Batch Learning
Context & Motivation
- In BayesiaLab, the MDL Score is the principal measure for evaluating the quality of a machine-learned Bayesian network.
- Running any learning algorithm will return the network that has the minimum MDL Score among all the candidate networks evaluated with the given algorithm. However, there is no guarantee that a lower MDL Score couldn't be found elsewhere in the enormous search space. Therefore, the minimum MDL Score obtained so far must be considered only a local minimum.
- Given that the search space of possible networks is typically astronomical in size, an exhaustive search is rarely possible. However, we can expand the search by pursuing alternative search strategies, i.e., using different learning algorithms.
- In general, we recommend that you try out several additional learning algorithms, beyond your initial choice. This allows you to see whether another learning strategy may find a better network, i.e., a network with a lower MDL Score.
- For datasets with a large number of variables and many observations, learning can be time-consuming.

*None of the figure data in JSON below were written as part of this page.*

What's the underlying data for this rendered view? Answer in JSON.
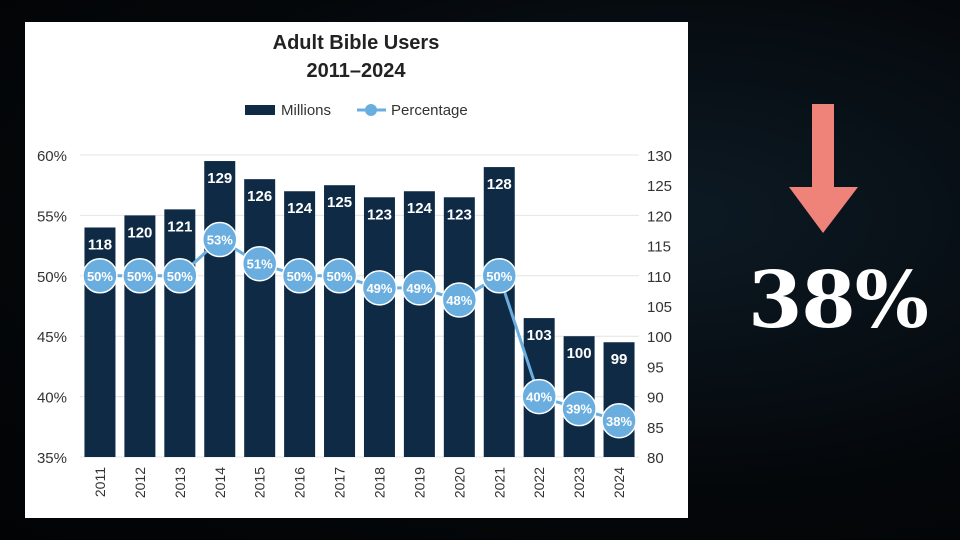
{
  "chart_data": {
    "type": "bar",
    "title": "Adult Bible Users",
    "subtitle": "2011–2024",
    "categories": [
      "2011",
      "2012",
      "2013",
      "2014",
      "2015",
      "2016",
      "2017",
      "2018",
      "2019",
      "2020",
      "2021",
      "2022",
      "2023",
      "2024"
    ],
    "series": [
      {
        "name": "Millions",
        "type": "bar",
        "axis": "right",
        "color": "#0f2a45",
        "values": [
          118,
          120,
          121,
          129,
          126,
          124,
          125,
          123,
          124,
          123,
          128,
          103,
          100,
          99
        ]
      },
      {
        "name": "Percentage",
        "type": "line",
        "axis": "left",
        "color": "#6aaee0",
        "values": [
          50,
          50,
          50,
          53,
          51,
          50,
          50,
          49,
          49,
          48,
          50,
          40,
          39,
          38
        ]
      }
    ],
    "left_axis": {
      "range": [
        35,
        60
      ],
      "ticks": [
        "35%",
        "40%",
        "45%",
        "50%",
        "55%",
        "60%"
      ]
    },
    "right_axis": {
      "range": [
        80,
        130
      ],
      "ticks": [
        "80",
        "85",
        "90",
        "95",
        "100",
        "105",
        "110",
        "115",
        "120",
        "125",
        "130"
      ]
    },
    "legend": "top-center",
    "grid": true
  },
  "callout": {
    "value": "38%",
    "arrow_color": "#f08379",
    "direction": "down"
  }
}
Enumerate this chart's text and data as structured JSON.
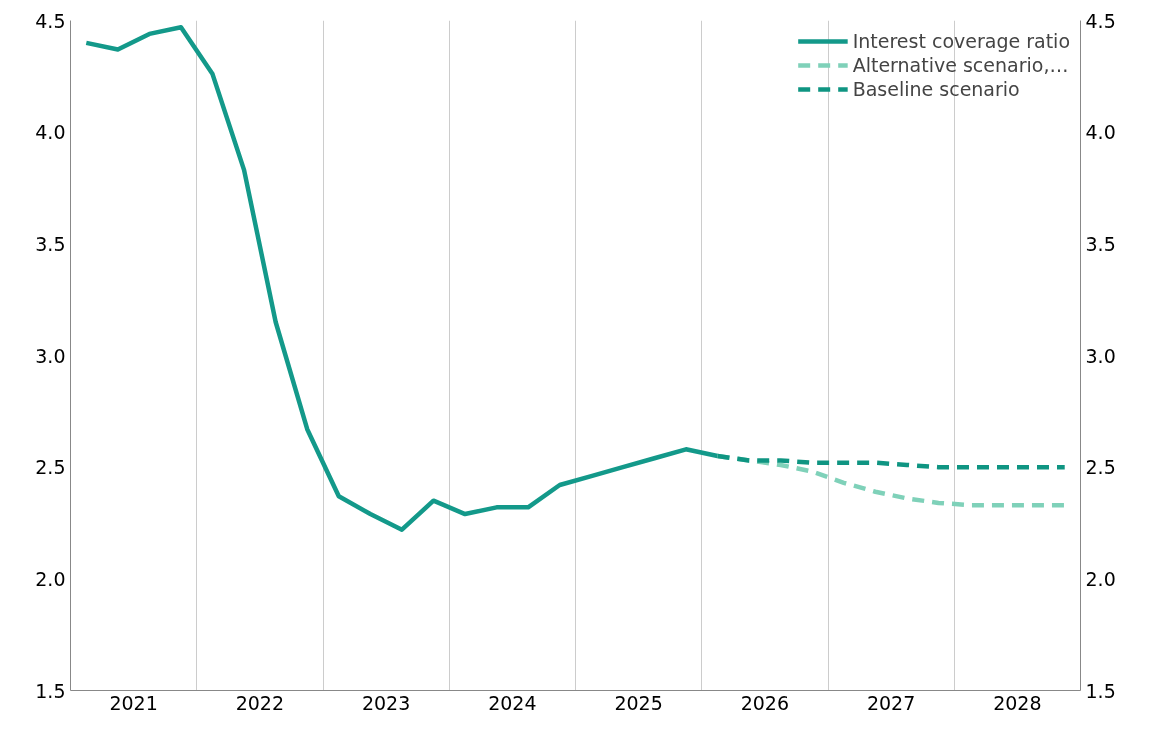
{
  "chart_data": {
    "type": "line",
    "series": [
      {
        "name": "Interest coverage ratio",
        "color": "#13998a",
        "line_style": "solid",
        "x": [
          2021.125,
          2021.375,
          2021.625,
          2021.875,
          2022.125,
          2022.375,
          2022.625,
          2022.875,
          2023.125,
          2023.375,
          2023.625,
          2023.875,
          2024.125,
          2024.375,
          2024.625,
          2024.875,
          2025.125,
          2025.375,
          2025.625,
          2025.875,
          2026.125
        ],
        "values": [
          4.4,
          4.37,
          4.44,
          4.47,
          4.26,
          3.83,
          3.15,
          2.67,
          2.37,
          2.29,
          2.22,
          2.35,
          2.29,
          2.32,
          2.32,
          2.42,
          2.46,
          2.5,
          2.54,
          2.58,
          2.55
        ]
      },
      {
        "name": "Alternative scenario,…",
        "color": "#7fd1b9",
        "line_style": "dashed",
        "x": [
          2026.125,
          2026.375,
          2026.625,
          2026.875,
          2027.125,
          2027.375,
          2027.625,
          2027.875,
          2028.125,
          2028.375,
          2028.625,
          2028.875
        ],
        "values": [
          2.55,
          2.53,
          2.51,
          2.48,
          2.43,
          2.39,
          2.36,
          2.34,
          2.33,
          2.33,
          2.33,
          2.33
        ]
      },
      {
        "name": "Baseline scenario",
        "color": "#0f9582",
        "line_style": "dashed",
        "x": [
          2026.125,
          2026.375,
          2026.625,
          2026.875,
          2027.125,
          2027.375,
          2027.625,
          2027.875,
          2028.125,
          2028.375,
          2028.625,
          2028.875
        ],
        "values": [
          2.55,
          2.53,
          2.53,
          2.52,
          2.52,
          2.52,
          2.51,
          2.5,
          2.5,
          2.5,
          2.5,
          2.5
        ]
      }
    ],
    "xlim": [
      2021,
      2029
    ],
    "xticks": [
      {
        "value": 2022,
        "label": null
      },
      {
        "value": 2023,
        "label": null
      },
      {
        "value": 2024,
        "label": null
      },
      {
        "value": 2025,
        "label": null
      },
      {
        "value": 2026,
        "label": null
      },
      {
        "value": 2027,
        "label": null
      },
      {
        "value": 2028,
        "label": null
      },
      {
        "value": 2021.5,
        "label": "2021"
      },
      {
        "value": 2022.5,
        "label": "2022"
      },
      {
        "value": 2023.5,
        "label": "2023"
      },
      {
        "value": 2024.5,
        "label": "2024"
      },
      {
        "value": 2025.5,
        "label": "2025"
      },
      {
        "value": 2026.5,
        "label": "2026"
      },
      {
        "value": 2027.5,
        "label": "2027"
      },
      {
        "value": 2028.5,
        "label": "2028"
      }
    ],
    "ylim": [
      1.5,
      4.5
    ],
    "yticks": [
      {
        "value": 1.5,
        "label": "1.5"
      },
      {
        "value": 2,
        "label": "2.0"
      },
      {
        "value": 2.5,
        "label": "2.5"
      },
      {
        "value": 3,
        "label": "3.0"
      },
      {
        "value": 3.5,
        "label": "3.5"
      },
      {
        "value": 4,
        "label": "4.0"
      },
      {
        "value": 4.5,
        "label": "4.5"
      }
    ],
    "y2lim": [
      1.5,
      4.5
    ],
    "y2ticks": [
      {
        "value": 1.5,
        "label": "1.5"
      },
      {
        "value": 2,
        "label": "2.0"
      },
      {
        "value": 2.5,
        "label": "2.5"
      },
      {
        "value": 3,
        "label": "3.0"
      },
      {
        "value": 3.5,
        "label": "3.5"
      },
      {
        "value": 4,
        "label": "4.0"
      },
      {
        "value": 4.5,
        "label": "4.5"
      }
    ],
    "grid": "x",
    "legend": "top right"
  }
}
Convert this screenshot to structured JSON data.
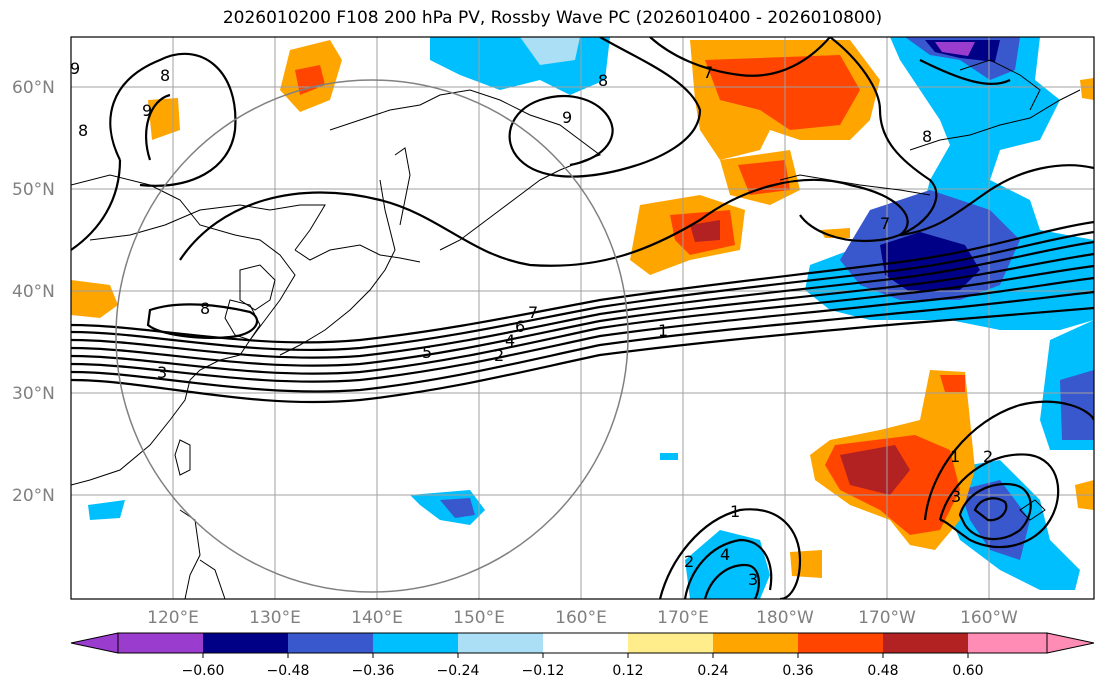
{
  "title": "2026010200 F108 200 hPa PV, Rossby Wave PC (2026010400 - 2026010800)",
  "map": {
    "lat_labels": [
      "60°N",
      "50°N",
      "40°N",
      "30°N",
      "20°N"
    ],
    "lon_labels": [
      "120°E",
      "130°E",
      "140°E",
      "150°E",
      "160°E",
      "170°E",
      "180°W",
      "170°W",
      "160°W"
    ],
    "grid_color": "#a0a0a0",
    "contour_labels": [
      "9",
      "8",
      "9",
      "8",
      "9",
      "7",
      "8",
      "8",
      "7",
      "8",
      "7",
      "6",
      "5",
      "4",
      "3",
      "2",
      "1",
      "1",
      "2",
      "3",
      "1",
      "2",
      "3",
      "4"
    ]
  },
  "colorbar": {
    "tick_labels": [
      "−0.60",
      "−0.48",
      "−0.36",
      "−0.24",
      "−0.12",
      "0.12",
      "0.24",
      "0.36",
      "0.48",
      "0.60"
    ],
    "colors": [
      "#9a3ccd",
      "#000087",
      "#3a58cd",
      "#00bfff",
      "#aadff6",
      "#ffffff",
      "#ffec8b",
      "#ffa500",
      "#ff4500",
      "#b22222",
      "#ff8cb4"
    ]
  }
}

Hence, evaluating multiple algorithms back-to-back may not be possible.
- With the Batch Learning function, you can define a list (or "batch") of learning algorithms that BayesiaLab processes. This allows you to evaluate many algorithms in the background, perhaps even letting your computer run overnight. Also, BayesiaLab can take advantage of parallel processing on computers with multi-core processors.
Usage
- To initiate Batch Learning, select Main Menu > Tools > Multi-Run > Batch Learning.
- The Batch Learning Settings window allows you to add any of BayesiaLab's learning algorithms:

- Click Add to select from the list of learning algorithms.

- The selected algorithms now appear in the list, along with their specified options.

- To edit the options of an algorithm that has already been added, highlight it on the list, then click Edit.

- Click Remove to delete the highlighted algorithms from the list.
- To save the current set of algorithms for future use, you can save the list as an XML file. Click Export and select a file name.
- Clicking Import allows you to bring back a previously-saved XML file with learning algorithm definitions.
- By checking the box Output Directory at the bottom of the Batch Learning Settings window, you can specify to save all the networks generated with Batch Learning in the directory you choose.
- Once you click OK, the Batch Learning starts and a progress window opens.
Arc Confidence Analysis Report
- Upon the completion of all learning processes, BayesiaLab presents the Arc Confidence Analysis Report.
- This report is similar to the Arc Confidence Analysis Report that is generated in the context of Cross-Validation.
- The top table in the report provides context for the analysis, such as the Structural Coefficient and the Number of Uniform Prior Samples.
- The Batch Learning Results table lists all the learning algorithms along with their parameters.
- The rightmost column labeled Score shows the MDL Score, according to which the table is sorted in increasing order.
- As a result, the minimum MDL Scores along with the corresponding learning methods are at the top of the table.
- In our example, we have several ties in terms of MDL Score values, suggesting that some algorithms produced the same network.
- The next two tables refer to the confidence analysis of individual arcs and V-structures of the network.
- The third Confidence Analysis table lists the unique Comparison Structures that were found by all the search algorithms. The rightmost column, Contains Reference Structure, indicates whether the Reference Structure is contained within the Comparison Structures. The Reference Structure refers to the current network at the Batch Learning process.
- The Arc Frequencies Table shows how often a particular arc was found in all of the networks learned during Batch Learning. The column on the left refers to the arc origin (i.e., the parent node) and the row across the top of the table refers to the arc destination (i.e., the child node).
- The Edge Frequencies Table shows how often a particular edge was found in all of the networks learned during Batch Learning. As edges are undirected, there is no distinction between origin and destination, so all cells above the diagonal are grayed out.
- Clicking the Structure Comparison button at the bottom of the Arc Confidence Analysis Report brings up the Structure Comparison Window.
- The top table in the report provides context for the analysis, such as the Structural Coefficient and the Number of Uniform Prior Samples.
Structure Comparison Window
- The Structure Comparison Window is not exclusive to the Batch Learning function. It is available in the context of other learning processes that produce a variety of Bayesian networks for comparison and evaluation purposes.

- The default view presents the Synthesis Structure. In this visualization, all arcs and edges discovered with any of the learning algorithms are superimposed into a single graph. However, it is not an actual Bayesian network. Rather, it is meant to highlight the differences between the Reference Structure and all the Comparison Structures.
- In this context, the thickness of the arcs and edges is proportional to their frequency in the set of Comparison Structures as a result of Batch Learning.
- For more details regarding the features and properties of the Structure Comparison Window, please see Structural Network Comparison in Analysis Context.